The more our parents love us, the more they want us to grow in goodness, in holiness.  God, our Father, loves us infinitely more than our parents.  The struggles we endure can be counted as discipline, and the closer we get to God, the more He expects out of us.  Yet, it the end “it brings the peaceful fruit of righteousness to those who are trained by it.”

But there will be times when we don’t understand the discipline of God.  There were plenty of times when I didn’t understand the discipline of my parents, when I was so angry with them because I thought they were being arbitrary, that they didn’t know what they were doing.  I thought they just wanted to control me.

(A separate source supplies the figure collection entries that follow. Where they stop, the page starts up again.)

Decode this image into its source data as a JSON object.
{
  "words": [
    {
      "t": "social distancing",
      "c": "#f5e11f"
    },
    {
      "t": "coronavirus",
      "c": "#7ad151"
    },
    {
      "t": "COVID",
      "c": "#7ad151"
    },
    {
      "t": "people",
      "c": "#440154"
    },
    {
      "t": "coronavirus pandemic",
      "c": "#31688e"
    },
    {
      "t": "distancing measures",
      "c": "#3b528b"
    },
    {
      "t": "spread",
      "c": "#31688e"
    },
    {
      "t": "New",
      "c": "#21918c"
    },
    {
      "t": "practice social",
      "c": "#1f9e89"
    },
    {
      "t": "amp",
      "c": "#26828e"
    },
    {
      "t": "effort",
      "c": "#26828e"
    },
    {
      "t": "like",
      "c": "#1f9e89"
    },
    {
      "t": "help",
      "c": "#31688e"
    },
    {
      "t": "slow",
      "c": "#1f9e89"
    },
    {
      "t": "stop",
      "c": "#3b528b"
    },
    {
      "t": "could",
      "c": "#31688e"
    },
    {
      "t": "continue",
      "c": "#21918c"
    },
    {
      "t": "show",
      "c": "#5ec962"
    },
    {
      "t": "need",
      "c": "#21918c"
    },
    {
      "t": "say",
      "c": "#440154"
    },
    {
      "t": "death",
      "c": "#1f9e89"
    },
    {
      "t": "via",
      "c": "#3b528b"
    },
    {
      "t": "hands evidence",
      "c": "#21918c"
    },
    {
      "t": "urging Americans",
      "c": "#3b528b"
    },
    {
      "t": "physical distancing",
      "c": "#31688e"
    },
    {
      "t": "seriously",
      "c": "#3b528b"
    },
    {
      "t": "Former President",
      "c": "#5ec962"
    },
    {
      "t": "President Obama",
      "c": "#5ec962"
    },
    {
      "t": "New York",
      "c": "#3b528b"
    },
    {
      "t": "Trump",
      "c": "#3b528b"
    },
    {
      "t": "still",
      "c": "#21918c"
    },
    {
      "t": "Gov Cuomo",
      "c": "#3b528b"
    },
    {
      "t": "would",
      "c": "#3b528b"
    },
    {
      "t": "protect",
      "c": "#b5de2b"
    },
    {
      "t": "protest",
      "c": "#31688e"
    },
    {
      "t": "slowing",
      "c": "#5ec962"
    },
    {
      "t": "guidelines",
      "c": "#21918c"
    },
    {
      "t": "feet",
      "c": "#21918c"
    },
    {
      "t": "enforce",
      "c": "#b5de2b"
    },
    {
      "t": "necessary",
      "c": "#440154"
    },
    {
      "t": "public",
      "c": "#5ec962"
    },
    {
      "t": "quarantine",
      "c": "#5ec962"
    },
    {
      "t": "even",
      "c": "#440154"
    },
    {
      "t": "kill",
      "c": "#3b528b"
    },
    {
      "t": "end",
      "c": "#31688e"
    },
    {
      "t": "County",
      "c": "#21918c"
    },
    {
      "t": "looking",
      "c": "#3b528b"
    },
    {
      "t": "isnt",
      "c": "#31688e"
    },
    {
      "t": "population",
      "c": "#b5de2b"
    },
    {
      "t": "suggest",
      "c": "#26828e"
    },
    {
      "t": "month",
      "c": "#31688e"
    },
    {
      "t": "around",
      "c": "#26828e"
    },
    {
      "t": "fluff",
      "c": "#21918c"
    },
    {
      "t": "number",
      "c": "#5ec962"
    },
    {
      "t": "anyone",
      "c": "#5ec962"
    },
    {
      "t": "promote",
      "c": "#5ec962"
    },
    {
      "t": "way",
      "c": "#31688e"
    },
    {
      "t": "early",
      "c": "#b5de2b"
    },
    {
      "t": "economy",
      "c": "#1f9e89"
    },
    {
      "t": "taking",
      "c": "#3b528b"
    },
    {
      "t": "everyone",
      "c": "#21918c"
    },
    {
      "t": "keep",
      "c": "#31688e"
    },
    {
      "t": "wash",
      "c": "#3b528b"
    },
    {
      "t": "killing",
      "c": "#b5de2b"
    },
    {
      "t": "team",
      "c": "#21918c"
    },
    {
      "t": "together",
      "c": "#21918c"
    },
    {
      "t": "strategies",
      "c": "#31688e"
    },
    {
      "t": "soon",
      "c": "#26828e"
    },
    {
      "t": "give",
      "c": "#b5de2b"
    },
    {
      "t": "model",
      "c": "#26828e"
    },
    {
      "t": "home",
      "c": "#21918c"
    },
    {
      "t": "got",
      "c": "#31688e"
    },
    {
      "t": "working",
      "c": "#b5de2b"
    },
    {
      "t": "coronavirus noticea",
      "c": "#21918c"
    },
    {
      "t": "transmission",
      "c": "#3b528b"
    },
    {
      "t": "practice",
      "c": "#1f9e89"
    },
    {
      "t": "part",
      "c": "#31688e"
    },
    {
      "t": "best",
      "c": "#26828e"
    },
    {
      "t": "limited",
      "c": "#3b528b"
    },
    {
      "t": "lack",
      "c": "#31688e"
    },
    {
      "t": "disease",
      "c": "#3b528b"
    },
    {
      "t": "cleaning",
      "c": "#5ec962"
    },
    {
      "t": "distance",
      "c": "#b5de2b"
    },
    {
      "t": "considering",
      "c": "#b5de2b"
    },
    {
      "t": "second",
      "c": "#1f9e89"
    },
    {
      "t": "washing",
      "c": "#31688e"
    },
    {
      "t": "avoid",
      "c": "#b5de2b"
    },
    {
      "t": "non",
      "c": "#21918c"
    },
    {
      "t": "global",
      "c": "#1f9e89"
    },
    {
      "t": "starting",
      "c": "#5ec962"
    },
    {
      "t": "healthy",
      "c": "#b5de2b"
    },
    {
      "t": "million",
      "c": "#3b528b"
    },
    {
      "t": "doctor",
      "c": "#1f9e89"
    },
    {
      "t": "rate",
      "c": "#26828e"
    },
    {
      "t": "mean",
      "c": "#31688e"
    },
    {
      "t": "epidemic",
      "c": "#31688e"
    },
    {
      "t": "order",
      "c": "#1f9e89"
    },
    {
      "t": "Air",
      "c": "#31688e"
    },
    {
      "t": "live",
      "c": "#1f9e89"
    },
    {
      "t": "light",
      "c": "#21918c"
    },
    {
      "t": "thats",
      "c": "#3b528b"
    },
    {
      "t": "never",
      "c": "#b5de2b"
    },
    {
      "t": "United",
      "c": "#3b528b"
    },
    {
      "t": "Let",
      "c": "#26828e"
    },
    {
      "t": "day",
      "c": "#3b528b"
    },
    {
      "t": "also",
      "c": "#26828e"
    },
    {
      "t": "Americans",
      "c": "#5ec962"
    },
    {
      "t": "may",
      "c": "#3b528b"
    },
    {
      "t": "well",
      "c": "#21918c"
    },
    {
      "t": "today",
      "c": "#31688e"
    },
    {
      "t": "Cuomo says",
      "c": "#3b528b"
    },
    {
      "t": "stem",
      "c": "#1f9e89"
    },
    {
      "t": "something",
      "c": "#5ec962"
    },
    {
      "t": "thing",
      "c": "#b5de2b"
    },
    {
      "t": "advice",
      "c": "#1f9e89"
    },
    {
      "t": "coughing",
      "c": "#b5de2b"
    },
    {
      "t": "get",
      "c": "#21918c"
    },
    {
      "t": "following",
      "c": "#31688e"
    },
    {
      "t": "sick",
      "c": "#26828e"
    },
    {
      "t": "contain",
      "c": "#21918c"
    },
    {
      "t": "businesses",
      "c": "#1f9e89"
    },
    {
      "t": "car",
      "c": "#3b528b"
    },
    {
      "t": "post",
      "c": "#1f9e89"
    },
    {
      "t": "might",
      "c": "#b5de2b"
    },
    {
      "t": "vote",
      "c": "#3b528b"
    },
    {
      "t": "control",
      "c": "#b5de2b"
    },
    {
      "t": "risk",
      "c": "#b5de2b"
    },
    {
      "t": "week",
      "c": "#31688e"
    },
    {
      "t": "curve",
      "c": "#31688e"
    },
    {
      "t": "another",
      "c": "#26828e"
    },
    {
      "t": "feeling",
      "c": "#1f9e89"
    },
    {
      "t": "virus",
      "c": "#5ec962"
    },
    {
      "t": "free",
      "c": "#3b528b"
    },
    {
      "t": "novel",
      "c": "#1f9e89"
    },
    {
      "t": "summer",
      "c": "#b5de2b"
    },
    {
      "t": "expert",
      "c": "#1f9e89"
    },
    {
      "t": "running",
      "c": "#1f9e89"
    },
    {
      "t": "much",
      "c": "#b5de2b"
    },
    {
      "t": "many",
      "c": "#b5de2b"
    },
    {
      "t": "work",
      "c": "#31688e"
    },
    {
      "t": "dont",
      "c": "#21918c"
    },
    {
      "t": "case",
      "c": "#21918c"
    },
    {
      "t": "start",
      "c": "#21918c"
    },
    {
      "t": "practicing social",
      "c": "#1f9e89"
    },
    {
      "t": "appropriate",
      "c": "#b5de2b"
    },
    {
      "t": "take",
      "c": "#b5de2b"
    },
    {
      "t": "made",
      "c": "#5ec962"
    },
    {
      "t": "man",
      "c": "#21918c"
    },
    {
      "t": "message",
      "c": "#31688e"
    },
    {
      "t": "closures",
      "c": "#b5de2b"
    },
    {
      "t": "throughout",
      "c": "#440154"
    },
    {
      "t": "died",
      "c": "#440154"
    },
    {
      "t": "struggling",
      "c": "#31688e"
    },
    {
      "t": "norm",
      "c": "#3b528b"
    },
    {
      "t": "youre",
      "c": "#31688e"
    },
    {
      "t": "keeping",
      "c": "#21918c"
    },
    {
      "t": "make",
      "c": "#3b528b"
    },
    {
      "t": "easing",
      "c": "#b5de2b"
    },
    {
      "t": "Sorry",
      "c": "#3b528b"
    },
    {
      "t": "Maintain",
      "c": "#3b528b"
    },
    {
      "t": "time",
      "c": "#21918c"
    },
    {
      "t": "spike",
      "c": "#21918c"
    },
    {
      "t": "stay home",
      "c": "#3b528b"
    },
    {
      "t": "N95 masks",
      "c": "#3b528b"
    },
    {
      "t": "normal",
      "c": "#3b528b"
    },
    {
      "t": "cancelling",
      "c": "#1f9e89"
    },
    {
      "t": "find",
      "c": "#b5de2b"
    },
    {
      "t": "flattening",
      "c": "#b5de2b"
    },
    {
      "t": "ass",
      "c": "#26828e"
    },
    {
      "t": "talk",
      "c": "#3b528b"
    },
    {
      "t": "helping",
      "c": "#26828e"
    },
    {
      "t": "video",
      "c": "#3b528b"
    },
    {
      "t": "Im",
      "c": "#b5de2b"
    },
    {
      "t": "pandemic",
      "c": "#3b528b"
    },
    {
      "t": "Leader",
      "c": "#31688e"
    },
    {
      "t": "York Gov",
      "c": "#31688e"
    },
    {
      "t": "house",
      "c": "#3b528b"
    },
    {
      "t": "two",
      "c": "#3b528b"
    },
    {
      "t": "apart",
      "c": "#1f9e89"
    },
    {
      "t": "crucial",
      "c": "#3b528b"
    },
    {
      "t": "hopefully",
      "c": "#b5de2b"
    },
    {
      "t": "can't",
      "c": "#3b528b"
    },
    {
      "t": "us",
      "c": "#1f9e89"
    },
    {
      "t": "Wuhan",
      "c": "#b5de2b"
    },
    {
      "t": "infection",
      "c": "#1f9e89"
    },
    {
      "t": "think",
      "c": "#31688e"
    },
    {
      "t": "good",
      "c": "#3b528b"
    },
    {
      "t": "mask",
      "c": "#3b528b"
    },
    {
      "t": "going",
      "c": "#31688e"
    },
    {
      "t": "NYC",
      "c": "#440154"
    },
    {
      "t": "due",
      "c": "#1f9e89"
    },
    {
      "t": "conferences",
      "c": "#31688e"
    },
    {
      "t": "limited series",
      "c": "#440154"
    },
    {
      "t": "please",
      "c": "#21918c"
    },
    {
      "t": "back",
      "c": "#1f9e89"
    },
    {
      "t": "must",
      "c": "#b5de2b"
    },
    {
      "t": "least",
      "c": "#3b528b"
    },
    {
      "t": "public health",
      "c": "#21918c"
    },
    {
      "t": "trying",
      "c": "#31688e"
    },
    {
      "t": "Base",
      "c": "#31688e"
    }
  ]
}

But the reality is, we find freedom in God’s commands.  We find Truth, and peace, and love.  The children who are loved and disciplined by their parents are much freer than those who are allowed to do as they like, to get into trouble with drugs, to be promiscuous, to dance with danger.  They risk getting seriously hurt (certainly more hurt than I was when I got caught), becoming addicted to drugs, forgoing their dreams.  They risk becoming slaves to their rebellious behavior and do not find the peace of a loving home.

But God shows us the way.  He teaches us the Truth, and in it we find true freedom.

We are children of God.  Be like little children and feel the peace and joy that you did as a carefree child.  Know that it will always be alright.  We will always have God’s house to come home to.  We will always be able to lay our heads down at night and have His angels kiss us goodnight.

As children, we won’t always get what we want, and we won’t always understand His discipline.  But there is freedom in it, and peace.

“God treats you as sons,” Paul says.  Act like His Son, and hope that one day, at the gates of Heaven, an angel will smile at you and say, “You take after your Father.”